"Opening track Helynt Ryfeddol (An Incredible Ordeal) introduces a folk story about an old man drawn towards the purest music he has ever heard, sung by a bird, to which he listens until it stops. He returns home to find his house entirely changed and lived in by different people. Seven tracks later, the title track tells us that the bird was an angel, and that the man went away for 350 years, never to be seen again."
"The piano returns for Angel, but Hafana also builds striking patterns on their best-known instrument, the Welsh triple harp, and draws from Breton influences, including folk dance rhythms and a call-and-response technique, kan ha diskan. Hafana's approach is endlessly inventive. On Drexelius and the minimalist An Dro (A Turn), they dampen the triple harp's resonant strings with the addition of Blu-Tack;"

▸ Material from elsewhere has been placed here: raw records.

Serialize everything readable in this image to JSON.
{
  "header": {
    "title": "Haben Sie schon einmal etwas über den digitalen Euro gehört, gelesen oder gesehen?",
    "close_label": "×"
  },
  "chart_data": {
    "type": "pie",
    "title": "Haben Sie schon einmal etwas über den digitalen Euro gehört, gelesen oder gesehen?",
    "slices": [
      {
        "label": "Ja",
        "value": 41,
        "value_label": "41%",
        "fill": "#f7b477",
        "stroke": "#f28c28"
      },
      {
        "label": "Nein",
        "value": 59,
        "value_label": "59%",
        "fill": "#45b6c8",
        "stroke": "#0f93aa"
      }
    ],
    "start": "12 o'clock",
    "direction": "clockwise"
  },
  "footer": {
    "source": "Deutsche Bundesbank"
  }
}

Angel Angel is Cerys Hafana's first release on Glitterbeat's subsidiary and the third release by the musician in eighteen months. The album opens with a folk story about an old man captivated by a bird's pure music, later revealed as an angel whose song results in a 350-year disappearance. Piano, Welsh triple harp and Breton influences such as folk dance rhythms and kan ha diskan shape the arrangements. Experimentation appears in dampened harp strings using Blu-Tack, piano-saxophone interplay and icy double bass counterpoints. Tracks range from delicate farewells and echoes to hymnlike meditations on the life cycle, music and the passage of time.